Ziegmaliges Deinstallieren der Ports hilft nichts.
Neue Treiber draufspielen auch nicht.
Habe USB dann im BIOS auf disable gestellt und erneut die USB Anschlüsse im "Abgesicherten Modus" deinstalliert und neu installiert.
Half alles nichts.
Auch die Einstellungen unter:
Start - Ausführen - regedit - HKEY_LOCAL_MACHINE - SYSTEM - CurrentControlSet - Control - UsbFlags - GlobalDisableSerNumGen  von 01 auf 00 hat nichts geholfen.

Ich weiss nicht mehr weiter. Da natürlich keine Garantie mehr besteht bleibt mir keine andere Möglichkeit, als die Notlösung eins Adapters.
Der Laptop hat folende Anschlüsse:
1 x PCMCIA
1 x Seriell
1 x IEEE 1394 (Firewire)

Ich habe mal entsprechend recherchiert. Was würdet ihr mir empfehlen. Gibt es überhaupt eine andere Möglichkeit als ein PCMCIA USB Adapter. Viele bei Ebay angebotene Artikel brauchen fast allesamt eine zusätzliche Stromversorgung über USB (die ich natürlich nicht habe)!

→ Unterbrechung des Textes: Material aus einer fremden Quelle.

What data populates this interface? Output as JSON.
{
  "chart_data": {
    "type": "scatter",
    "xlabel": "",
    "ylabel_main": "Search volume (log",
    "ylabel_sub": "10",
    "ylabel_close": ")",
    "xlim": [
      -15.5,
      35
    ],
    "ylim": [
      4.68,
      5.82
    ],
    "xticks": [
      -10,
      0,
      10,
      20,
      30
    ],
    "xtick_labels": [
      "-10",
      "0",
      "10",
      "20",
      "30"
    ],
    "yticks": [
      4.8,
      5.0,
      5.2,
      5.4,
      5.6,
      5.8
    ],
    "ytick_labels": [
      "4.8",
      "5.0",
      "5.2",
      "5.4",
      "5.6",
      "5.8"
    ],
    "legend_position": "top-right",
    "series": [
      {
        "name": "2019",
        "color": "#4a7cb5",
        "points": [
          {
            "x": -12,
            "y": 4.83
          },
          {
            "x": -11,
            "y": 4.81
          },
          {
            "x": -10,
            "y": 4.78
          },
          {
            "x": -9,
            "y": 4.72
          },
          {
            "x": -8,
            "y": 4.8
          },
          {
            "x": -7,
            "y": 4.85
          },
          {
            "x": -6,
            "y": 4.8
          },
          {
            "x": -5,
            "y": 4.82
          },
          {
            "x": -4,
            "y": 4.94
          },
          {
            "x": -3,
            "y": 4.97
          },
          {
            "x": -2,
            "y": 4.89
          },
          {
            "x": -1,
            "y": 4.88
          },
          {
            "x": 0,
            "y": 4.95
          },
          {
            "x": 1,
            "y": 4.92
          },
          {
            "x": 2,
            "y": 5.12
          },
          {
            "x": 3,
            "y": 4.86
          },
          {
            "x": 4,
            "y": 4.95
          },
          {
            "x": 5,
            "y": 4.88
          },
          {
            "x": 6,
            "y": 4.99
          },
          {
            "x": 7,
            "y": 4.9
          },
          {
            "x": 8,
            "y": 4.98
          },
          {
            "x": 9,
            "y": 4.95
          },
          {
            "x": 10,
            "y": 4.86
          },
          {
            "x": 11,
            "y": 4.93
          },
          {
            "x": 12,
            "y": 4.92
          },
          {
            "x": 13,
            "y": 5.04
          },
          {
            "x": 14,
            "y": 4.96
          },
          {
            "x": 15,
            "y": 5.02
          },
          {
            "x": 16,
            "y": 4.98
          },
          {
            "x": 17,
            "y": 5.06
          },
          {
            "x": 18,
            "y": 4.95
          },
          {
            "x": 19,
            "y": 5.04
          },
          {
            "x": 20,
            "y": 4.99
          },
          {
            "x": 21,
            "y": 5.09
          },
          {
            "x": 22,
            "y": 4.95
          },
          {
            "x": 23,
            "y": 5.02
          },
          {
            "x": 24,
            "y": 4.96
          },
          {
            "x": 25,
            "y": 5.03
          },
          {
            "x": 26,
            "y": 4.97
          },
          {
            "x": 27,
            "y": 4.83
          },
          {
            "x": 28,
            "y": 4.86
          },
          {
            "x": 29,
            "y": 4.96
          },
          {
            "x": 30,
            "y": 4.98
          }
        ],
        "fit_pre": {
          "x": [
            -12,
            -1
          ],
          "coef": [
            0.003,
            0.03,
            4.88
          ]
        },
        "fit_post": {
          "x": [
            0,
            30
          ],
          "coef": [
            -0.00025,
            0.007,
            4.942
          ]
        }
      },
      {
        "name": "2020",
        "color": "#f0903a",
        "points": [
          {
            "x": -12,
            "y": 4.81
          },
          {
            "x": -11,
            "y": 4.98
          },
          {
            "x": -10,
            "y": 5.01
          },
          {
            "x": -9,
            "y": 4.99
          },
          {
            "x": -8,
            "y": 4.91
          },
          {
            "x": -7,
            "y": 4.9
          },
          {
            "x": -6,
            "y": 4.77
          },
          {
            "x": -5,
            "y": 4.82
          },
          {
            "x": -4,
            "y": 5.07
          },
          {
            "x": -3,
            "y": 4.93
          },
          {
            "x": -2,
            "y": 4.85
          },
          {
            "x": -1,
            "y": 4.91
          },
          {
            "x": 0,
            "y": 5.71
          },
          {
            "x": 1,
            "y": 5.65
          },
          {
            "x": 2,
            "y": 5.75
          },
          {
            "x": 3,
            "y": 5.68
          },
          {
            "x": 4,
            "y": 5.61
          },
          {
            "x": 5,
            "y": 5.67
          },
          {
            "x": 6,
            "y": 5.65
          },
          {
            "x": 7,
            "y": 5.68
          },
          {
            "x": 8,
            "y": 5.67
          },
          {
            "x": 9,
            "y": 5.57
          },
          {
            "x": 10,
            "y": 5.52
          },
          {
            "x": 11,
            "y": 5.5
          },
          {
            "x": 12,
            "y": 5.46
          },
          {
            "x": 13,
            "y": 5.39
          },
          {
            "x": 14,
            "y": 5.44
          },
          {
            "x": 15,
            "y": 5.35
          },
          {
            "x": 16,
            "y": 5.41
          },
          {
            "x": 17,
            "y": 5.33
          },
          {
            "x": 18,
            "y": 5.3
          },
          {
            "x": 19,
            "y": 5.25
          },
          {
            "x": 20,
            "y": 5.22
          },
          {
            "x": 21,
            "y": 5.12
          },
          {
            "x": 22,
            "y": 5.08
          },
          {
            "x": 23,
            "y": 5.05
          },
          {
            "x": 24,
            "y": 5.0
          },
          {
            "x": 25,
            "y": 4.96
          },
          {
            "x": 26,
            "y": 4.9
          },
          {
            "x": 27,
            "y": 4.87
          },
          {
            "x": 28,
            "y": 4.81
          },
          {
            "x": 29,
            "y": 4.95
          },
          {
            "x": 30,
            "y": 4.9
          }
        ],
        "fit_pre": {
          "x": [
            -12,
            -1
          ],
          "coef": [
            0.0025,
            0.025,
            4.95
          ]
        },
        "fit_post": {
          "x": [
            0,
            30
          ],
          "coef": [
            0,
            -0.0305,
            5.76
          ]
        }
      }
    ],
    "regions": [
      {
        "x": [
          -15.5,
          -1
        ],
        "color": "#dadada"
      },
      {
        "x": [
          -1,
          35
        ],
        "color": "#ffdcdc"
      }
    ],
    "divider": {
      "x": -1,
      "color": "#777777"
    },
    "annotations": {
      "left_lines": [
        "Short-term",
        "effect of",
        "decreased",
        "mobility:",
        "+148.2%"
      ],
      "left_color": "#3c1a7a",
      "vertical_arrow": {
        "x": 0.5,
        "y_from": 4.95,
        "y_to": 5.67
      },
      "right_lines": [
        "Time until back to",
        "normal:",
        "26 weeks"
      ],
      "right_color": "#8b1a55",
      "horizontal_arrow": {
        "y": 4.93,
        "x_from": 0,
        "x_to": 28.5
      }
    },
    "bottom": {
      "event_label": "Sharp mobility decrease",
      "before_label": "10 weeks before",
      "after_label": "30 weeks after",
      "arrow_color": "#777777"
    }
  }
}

Ich möchte lediglich ab und zu mal 2 USB Controller (Gamepads), einen USB Stick oder eine Externe Festplatte anschließen.

Könnt ihr mir einen Tipp geben? Evtl. sogar links zu Shops? Vielleicht gibt es ja sogar noch eine weitere Möglichkeit die eigentlichen USB-Ports zu reaktivieren 

Da der Laptop ist wohl eine gewissen Trockenheit ausgesetzt gewesen. Deswegen schließe ich einen Defekt auf Grund einer stat. Aufladung als möglich. Will aber alles, bis auf eine teure Reparatur - die sich eh nicht lohnt - versucht wissen.

Mit freundlichen Grüßen
Stephan


----------